After a slew of Vietnam movies exploding with blood and guts, “Jarhead” slows the hard-hitting action down and opens a doorway to a different aspect of war.Based on the best-selling 2003 memoir by Anthony Swofford, a Marine who served in the first Gulf War, “Jarhead” shows the boredom, frustration and life-changing effects of war.Director Sam Mendes uses voice-over narration to set the tone, much like he does in “American Beauty.” From the beginning, it’s obvious this is no time for Rambo (a point military officials later verbalized to the Marines). Instead, “Jarhead” painstakingly depicts Marines training, watching television, waiting for letters from home, walking through the desert without engaging enemies and mostly just sitting around masturbating or razzing one another.Mendes skillfully makes the main character a witness and commentator on his life, which ultimately represents a larger group of people’s lives. He does the same thing in “American Beauty,” only he focuses on men’s mid-life crises. In both movies, he surrounds the main character with multifaceted personalities, rather than stereotypes, and draws us deeper into the experience. “American Beauty” still holds up as one of my favorite movies; that’s my bias.

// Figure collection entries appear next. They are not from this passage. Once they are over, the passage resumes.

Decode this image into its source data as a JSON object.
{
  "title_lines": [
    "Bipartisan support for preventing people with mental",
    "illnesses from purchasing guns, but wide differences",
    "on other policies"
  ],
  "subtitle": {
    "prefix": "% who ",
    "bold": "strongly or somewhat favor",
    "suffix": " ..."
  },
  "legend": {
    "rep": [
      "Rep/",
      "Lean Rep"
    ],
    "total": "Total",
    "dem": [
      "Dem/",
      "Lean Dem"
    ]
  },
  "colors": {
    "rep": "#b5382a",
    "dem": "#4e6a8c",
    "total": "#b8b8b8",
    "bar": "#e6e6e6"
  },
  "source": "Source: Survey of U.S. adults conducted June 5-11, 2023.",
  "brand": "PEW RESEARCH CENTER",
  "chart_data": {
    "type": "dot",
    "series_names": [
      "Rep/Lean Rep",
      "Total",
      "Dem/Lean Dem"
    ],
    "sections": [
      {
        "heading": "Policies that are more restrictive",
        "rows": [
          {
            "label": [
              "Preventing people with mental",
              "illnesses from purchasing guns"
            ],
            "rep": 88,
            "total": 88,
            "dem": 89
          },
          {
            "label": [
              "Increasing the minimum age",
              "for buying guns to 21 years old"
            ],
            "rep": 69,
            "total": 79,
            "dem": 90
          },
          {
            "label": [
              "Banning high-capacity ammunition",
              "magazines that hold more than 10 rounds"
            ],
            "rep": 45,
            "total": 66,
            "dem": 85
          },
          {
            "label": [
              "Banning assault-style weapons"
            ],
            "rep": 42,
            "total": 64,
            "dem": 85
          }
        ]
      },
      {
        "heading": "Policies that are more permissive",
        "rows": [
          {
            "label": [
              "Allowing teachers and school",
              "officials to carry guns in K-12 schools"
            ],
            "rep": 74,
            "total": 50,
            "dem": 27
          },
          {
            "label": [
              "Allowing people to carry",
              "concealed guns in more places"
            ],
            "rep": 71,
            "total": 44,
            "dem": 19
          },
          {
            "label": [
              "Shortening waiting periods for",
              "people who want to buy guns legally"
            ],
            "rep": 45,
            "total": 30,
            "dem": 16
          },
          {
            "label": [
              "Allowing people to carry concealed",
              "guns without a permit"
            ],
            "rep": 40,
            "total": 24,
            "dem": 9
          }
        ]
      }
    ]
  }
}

If you didn’t like it, you may find “Jarhead” slow, boring and pointless also.It’s true that “Jarhead” feels like a long movie. But it’s also an intensely disturbing movie, from the brutal brainwashing and intimidation during basic training to Marines begging officers like drug addicts to let them take the shot they were trained to take.”Jarhead” was especially intense for me, the daughter of a Vietnam vet and cousin of an Ohio Marine who lost a good portion of his battalion in Iraq a few months ago. My dad found “Jarhead” boring at first, but for the next few days he talked about how it accurately portrayed the truth of war as he saw it, even though he was on the front lines in Vietnam: War is mostly boring, but the horrendous experience never leaves you.Or, as the narrator, Swofford (Jake Gyllenhaal) puts it, he will always think about holding his rifle in his hands, even when he’s touching a woman. In the end, he points out: “Every war is different; every war is the same.” This movie finally gives us a more intimate perspective on the personal costs of war.